Cité Modèle, ce titre sonne bien. Pour concrétiser ce projet, il faut actualiser la législation, car il s’agit de mettre en place une authentique enclave, avec les lois d’autres pays, avec les lois commerciales des multinationales qui ont besoin d’avoir la voie libre pour fonctionner à plein rendement.
Pour les législateurs, fonctionnaires et chefs d’entreprises honduriens, la Cité Modèle n’est pas quelque chose de vraiment nouveau : c’est une modalité élargie du fonctionnement des maquilas, (usines d’assemblage) qui existent depuis les années 90. Les maquilas, exemptées d’impôts, sont de vrais paradis fiscaux où se pratique la traite des travailleurs. Leur fonctionnement ignore le Code du Travail. On y licencie les ouvrier(e)s de manière arbitraire. Sur ces territoires, les Hondurien(ne)s sont traités comme des animaux domestiques.

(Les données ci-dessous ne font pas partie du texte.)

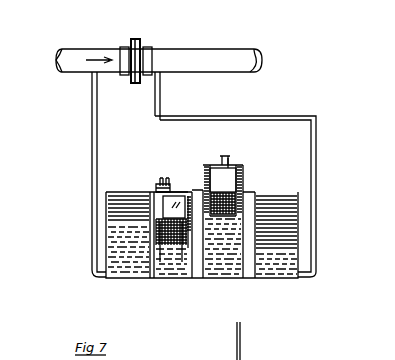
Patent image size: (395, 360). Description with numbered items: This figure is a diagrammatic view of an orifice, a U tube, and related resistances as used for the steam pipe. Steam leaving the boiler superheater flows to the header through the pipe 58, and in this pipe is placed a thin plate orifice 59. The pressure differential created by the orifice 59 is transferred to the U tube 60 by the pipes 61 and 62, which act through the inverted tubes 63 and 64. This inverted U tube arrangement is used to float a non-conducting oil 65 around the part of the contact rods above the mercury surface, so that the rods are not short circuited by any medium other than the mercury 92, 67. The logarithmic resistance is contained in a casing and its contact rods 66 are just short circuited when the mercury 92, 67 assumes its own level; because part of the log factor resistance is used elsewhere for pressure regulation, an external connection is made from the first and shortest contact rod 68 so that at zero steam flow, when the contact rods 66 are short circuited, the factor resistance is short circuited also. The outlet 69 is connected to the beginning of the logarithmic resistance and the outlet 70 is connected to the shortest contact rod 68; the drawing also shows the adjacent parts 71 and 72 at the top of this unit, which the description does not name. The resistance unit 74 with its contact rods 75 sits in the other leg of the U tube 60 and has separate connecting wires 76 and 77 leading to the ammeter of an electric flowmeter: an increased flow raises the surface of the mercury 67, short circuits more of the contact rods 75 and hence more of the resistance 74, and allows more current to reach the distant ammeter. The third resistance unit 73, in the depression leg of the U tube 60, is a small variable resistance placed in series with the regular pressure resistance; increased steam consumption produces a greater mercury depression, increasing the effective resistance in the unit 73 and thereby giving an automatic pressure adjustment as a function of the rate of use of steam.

The pipe 58 is at (196, 49).
The thin plate orifice 59 is at (136, 39).
The U tube 60 is at (199, 278).
The pipe 61 is at (92, 159).
The pipe 62 is at (266, 117).
The inverted tube 63 is at (130, 278).
The inverted tube 64 is at (278, 278).
The non-conducting oil 65 is at (118, 206).
The contact rods 66 is at (168, 278).
The mercury 67 is at (240, 280).
The first contact rod 68 is at (196, 278).
The outlet 69 is at (162, 184).
The outlet 70 is at (170, 186).
The insulator 71 is at (180, 196).
The terminal 72 is at (160, 184).
The resistance unit 73 is at (154, 278).
The resistance unit 74 is at (234, 178).
The contact rods 75 is at (240, 196).
The connecting wire 76 is at (228, 156).
The connecting wire 77 is at (232, 170).
The mercury 92 is at (162, 278).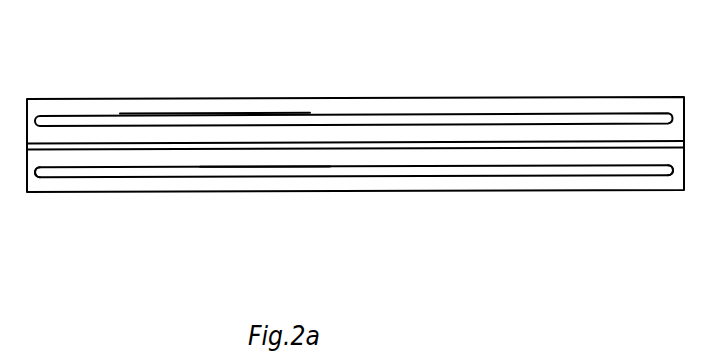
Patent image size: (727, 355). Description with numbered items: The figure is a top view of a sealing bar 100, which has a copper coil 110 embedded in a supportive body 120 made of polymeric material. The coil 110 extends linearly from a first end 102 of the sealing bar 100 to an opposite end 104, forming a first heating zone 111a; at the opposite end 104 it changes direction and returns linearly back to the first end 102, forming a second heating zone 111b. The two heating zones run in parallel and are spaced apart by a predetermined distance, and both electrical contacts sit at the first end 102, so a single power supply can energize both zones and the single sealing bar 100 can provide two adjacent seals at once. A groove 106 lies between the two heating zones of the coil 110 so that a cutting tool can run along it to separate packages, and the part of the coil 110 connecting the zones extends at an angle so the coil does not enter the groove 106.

The sealing bar 100 is at (395, 62).
The first end 102 is at (71, 237).
The opposite end 104 is at (633, 216).
The groove 106 is at (355, 216).
The coil 110 is at (354, 146).
The first heating zone 111a is at (256, 218).
The second heating zone 111b is at (254, 71).
The supportive body 120 is at (353, 71).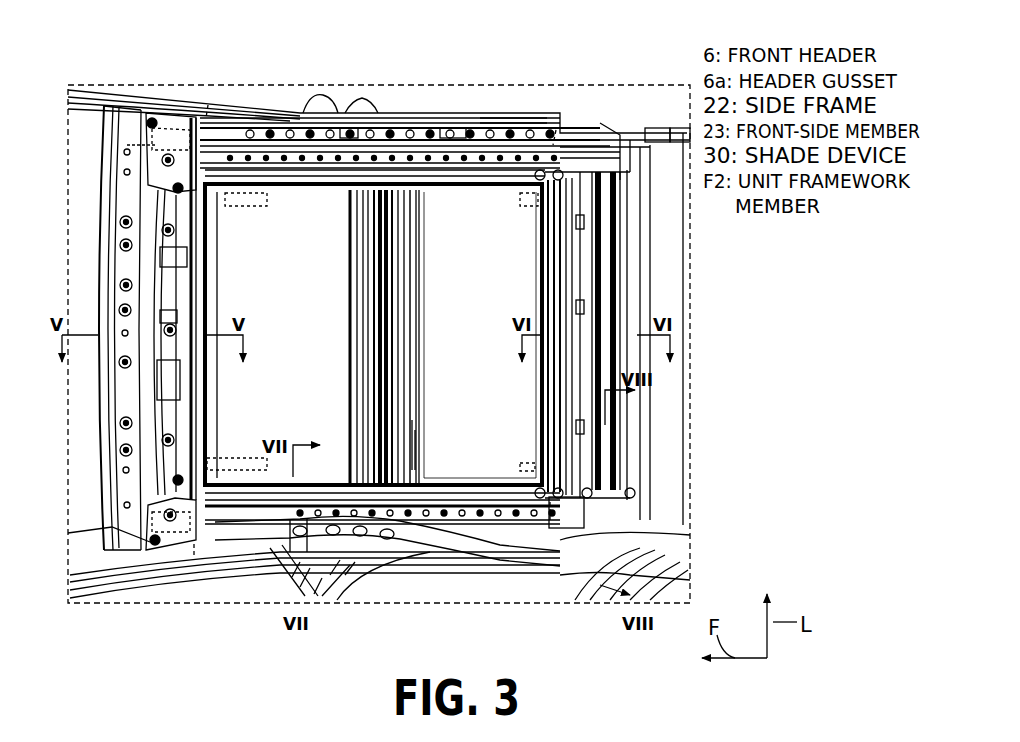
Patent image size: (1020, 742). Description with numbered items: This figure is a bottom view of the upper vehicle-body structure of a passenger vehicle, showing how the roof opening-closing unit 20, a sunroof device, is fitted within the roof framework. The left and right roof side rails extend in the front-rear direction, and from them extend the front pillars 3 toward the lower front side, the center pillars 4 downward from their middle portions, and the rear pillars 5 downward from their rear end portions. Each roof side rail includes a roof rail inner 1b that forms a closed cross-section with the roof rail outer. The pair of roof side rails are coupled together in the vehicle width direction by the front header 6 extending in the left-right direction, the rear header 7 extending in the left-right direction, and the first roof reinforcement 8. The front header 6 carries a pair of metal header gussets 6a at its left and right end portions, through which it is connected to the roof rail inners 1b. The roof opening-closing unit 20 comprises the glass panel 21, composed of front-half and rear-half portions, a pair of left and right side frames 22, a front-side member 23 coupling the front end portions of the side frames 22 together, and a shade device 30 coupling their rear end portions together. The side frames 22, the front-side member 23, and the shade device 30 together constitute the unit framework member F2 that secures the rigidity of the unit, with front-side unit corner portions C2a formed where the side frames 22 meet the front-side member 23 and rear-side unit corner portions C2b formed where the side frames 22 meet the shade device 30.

The roof rail inner 1b is at (470, 125).
The front pillar 3 is at (93, 596).
The center pillar 4 is at (342, 590).
The rear pillar 5 is at (665, 585).
The front header 6 is at (98, 240).
The header gusset 6a is at (133, 146).
The rear header 7 is at (690, 262).
The first roof reinforcement 8 is at (352, 390).
The roof opening-closing unit 20 is at (224, 250).
The glass panel 21 is at (478, 351).
The side frame 22 is at (448, 175).
The front-side member 23 is at (205, 290).
The shade device 30 is at (538, 408).
The unit framework member F2 is at (310, 153).
The front-side unit corner portion C2a is at (208, 105).
The rear-side unit corner portion C2b is at (556, 130).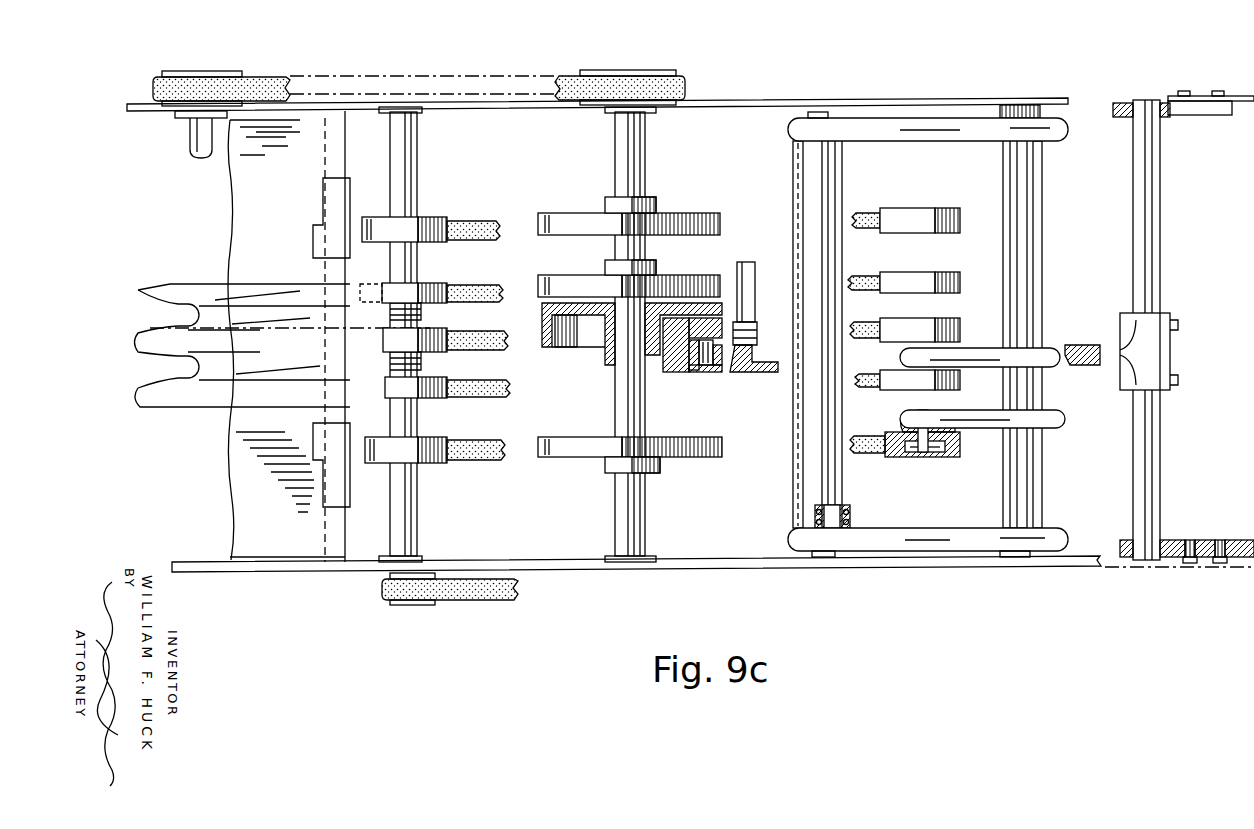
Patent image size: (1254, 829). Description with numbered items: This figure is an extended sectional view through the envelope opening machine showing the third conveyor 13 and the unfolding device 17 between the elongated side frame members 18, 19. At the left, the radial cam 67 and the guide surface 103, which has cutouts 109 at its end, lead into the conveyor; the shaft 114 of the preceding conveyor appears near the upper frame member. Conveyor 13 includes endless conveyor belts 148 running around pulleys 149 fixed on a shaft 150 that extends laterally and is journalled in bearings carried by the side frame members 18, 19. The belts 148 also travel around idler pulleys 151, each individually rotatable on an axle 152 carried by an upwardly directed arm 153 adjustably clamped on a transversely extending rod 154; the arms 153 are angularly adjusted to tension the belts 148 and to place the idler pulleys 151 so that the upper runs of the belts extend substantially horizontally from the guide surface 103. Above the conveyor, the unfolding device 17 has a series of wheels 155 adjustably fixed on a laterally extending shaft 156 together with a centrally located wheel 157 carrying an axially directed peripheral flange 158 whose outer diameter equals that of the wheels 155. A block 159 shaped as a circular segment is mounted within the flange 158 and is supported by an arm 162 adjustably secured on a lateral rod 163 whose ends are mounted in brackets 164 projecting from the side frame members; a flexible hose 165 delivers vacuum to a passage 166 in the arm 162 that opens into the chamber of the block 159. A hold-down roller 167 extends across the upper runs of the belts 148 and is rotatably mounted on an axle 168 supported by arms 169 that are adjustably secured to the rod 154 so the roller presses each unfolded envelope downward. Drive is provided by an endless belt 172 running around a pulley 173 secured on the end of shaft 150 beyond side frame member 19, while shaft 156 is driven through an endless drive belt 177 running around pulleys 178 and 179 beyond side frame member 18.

The third conveyor 13 is at (484, 478).
The unfolding device 17 is at (595, 400).
The side frame member 18 is at (742, 98).
The side frame member 19 is at (744, 566).
The radial cam 67 is at (242, 240).
The guide surface 103 is at (216, 396).
The cutouts 109 is at (155, 312).
The shaft 114 is at (197, 138).
The conveyor belts 148 is at (480, 232).
The pulleys 149 is at (425, 223).
The shaft 150 is at (413, 157).
The idler pulleys 151 is at (918, 212).
The axle 152 is at (921, 410).
The arm 153 is at (998, 362).
The rod 154 is at (1025, 476).
The wheels 155 is at (678, 216).
The shaft 156 is at (635, 163).
The wheel 157 is at (602, 318).
The peripheral flange 158 is at (548, 346).
The block 159 is at (668, 350).
The arm 162 is at (742, 360).
The rod 163 is at (1160, 240).
The brackets 164 is at (1185, 113).
The flexible hose 165 is at (778, 254).
The passage 166 is at (720, 365).
The hold-down roller 167 is at (833, 165).
The axle 168 is at (800, 512).
The arms 169 is at (905, 128).
The endless belt 172 is at (460, 592).
The pulley 173 is at (384, 600).
The drive belt 177 is at (274, 86).
The pulley 178 is at (190, 52).
The pulley 179 is at (594, 74).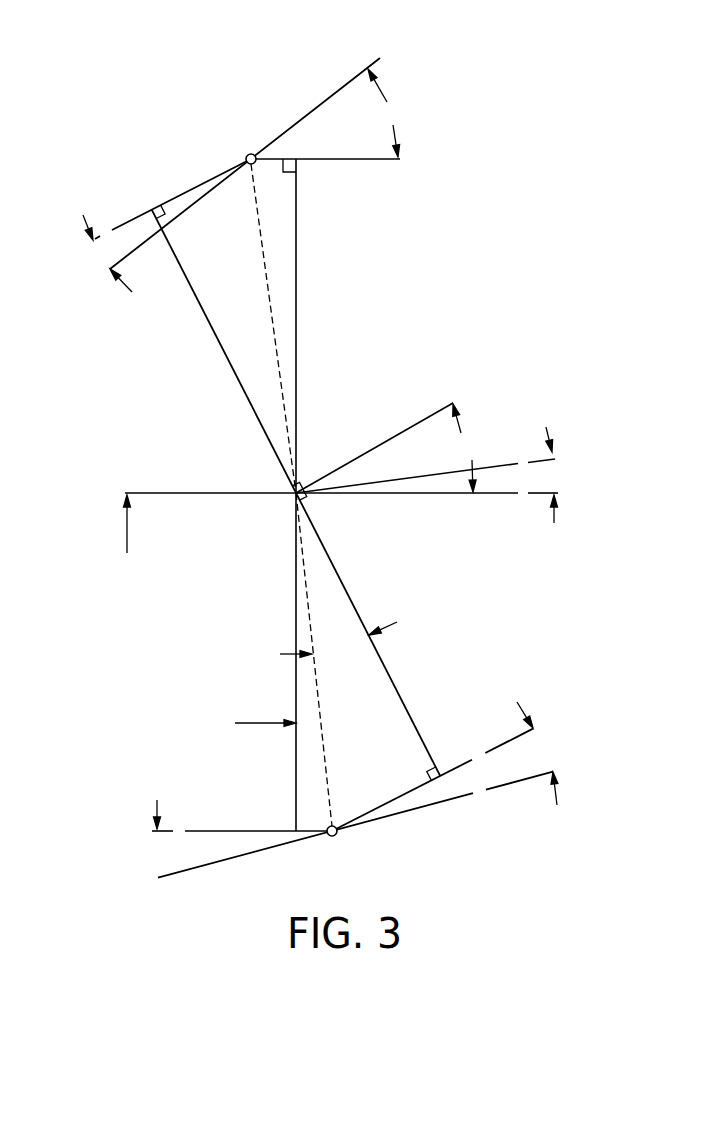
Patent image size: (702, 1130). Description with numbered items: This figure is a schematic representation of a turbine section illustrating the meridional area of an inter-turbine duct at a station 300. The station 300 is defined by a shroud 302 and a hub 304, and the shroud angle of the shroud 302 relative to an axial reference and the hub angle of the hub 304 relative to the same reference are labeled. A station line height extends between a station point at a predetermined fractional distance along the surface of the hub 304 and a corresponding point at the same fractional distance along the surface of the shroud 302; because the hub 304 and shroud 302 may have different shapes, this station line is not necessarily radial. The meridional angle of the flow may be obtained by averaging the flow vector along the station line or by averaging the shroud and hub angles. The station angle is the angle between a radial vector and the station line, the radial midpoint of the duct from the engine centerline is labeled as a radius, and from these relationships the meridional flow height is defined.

The station 300 is at (307, 434).
The shroud 302 is at (291, 126).
The hub 304 is at (412, 810).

Le passé : la “ République  bananière ”
Rien de très nouveau pour  les Honduriens : les compagnies  bananières étaient déjà des enclaves,  avec les maquilas et la restauration rapide. Elles étaient un Etat au sein d’un autre Etat. Et cet autre Etat qui occupait le territoire de l’Etat hondurien finissait par définir la politique, l’économie, la législation et même les coutumes de l’Etat occupé qui fournissait ses services à l’occupant. La caractéristique de cette période fut la consolidation du capital étatsunien dans l’industrie bananière de la Côte Nord, l’intervention croissante des compagnies bananières dans la vie politique nationale et une crise récurrente dans la stabilité du régime politique.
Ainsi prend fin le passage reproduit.